What Are the Biggest Blank Check Companies?

As of June 2023, the biggest blank check companies based on total assets were Vertiv Holdings, Jaws Spitfire Acquisition Corporation, and Tuscan Holdings Corp., according to the Sovereign Wealth Fund Institute.

Why Is a SPAC Called Blank Check?

SPACs, or special purpose acquisition companies, are called blank check companies because they are formed without a specific acquisition target in mind.

Why Do People Invest in Blank Check Companies?
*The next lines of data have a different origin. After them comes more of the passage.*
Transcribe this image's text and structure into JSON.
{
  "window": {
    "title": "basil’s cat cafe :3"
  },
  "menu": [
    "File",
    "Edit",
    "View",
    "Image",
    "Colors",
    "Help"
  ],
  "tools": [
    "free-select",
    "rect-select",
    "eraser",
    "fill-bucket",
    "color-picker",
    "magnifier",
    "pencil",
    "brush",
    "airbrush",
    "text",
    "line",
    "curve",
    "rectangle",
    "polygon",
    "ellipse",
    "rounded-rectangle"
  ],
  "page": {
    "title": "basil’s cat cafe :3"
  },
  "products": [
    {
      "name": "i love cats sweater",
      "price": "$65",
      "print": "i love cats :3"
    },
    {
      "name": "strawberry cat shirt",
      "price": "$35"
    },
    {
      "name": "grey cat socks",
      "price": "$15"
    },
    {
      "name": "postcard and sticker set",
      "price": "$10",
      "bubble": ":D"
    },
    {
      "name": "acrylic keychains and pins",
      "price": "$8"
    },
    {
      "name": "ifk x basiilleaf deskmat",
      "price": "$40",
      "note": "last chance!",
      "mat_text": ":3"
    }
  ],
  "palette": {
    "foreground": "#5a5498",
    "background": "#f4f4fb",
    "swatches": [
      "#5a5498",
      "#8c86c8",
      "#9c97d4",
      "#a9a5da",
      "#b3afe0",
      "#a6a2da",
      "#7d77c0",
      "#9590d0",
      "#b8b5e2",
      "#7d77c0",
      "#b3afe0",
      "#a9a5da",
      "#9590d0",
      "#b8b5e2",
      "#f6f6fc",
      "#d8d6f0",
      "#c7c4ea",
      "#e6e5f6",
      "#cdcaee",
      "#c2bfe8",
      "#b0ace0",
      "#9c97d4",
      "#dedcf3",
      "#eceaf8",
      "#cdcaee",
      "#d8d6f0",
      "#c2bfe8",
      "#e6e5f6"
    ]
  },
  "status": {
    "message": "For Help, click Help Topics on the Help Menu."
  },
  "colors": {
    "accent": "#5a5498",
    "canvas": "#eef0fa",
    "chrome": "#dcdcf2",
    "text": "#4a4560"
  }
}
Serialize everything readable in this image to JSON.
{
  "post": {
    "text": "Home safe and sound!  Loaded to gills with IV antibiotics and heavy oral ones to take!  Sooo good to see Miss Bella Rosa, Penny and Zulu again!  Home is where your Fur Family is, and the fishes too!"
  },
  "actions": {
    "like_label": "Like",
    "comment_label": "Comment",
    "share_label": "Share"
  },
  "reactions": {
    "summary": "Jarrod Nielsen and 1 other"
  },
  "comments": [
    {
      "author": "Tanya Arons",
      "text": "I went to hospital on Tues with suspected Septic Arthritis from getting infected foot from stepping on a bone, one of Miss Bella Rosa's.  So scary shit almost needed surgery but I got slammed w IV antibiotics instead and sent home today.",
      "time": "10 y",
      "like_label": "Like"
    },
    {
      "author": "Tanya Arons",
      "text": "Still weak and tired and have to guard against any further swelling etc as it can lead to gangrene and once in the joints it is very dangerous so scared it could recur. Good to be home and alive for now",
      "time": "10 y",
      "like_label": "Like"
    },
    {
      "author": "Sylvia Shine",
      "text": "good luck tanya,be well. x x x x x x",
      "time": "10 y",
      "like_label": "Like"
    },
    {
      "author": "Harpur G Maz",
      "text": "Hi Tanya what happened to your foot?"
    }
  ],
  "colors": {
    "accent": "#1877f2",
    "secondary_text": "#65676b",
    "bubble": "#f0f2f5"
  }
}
Investors are attracted to blank check companies because they offer potential growth and the opportunity to invest in private companies before they go public. However, investing in blank check companies comes with uncertainty, as the specific company to be acquired is unknown.

Why Are SPACs Riskier?

SPACs come with risks, including the uncertainty of the company being acquired and the track record of underwhelming performance in some cases.

The Bottom Line

Blank check companies are shell companies established to go public, raise funds, and acquire private companies. The number of these IPOs boomed in 2020 and 2021 but declined due to economic uncertainty, rising borrowing costs, investor caution, and increased regulatory scrutiny.

During the boom years, some SPACs gave blank check companies a bad reputation due to disappointing post-deal performance, resulting in accusations of unfair practices and high-profile lawsuits.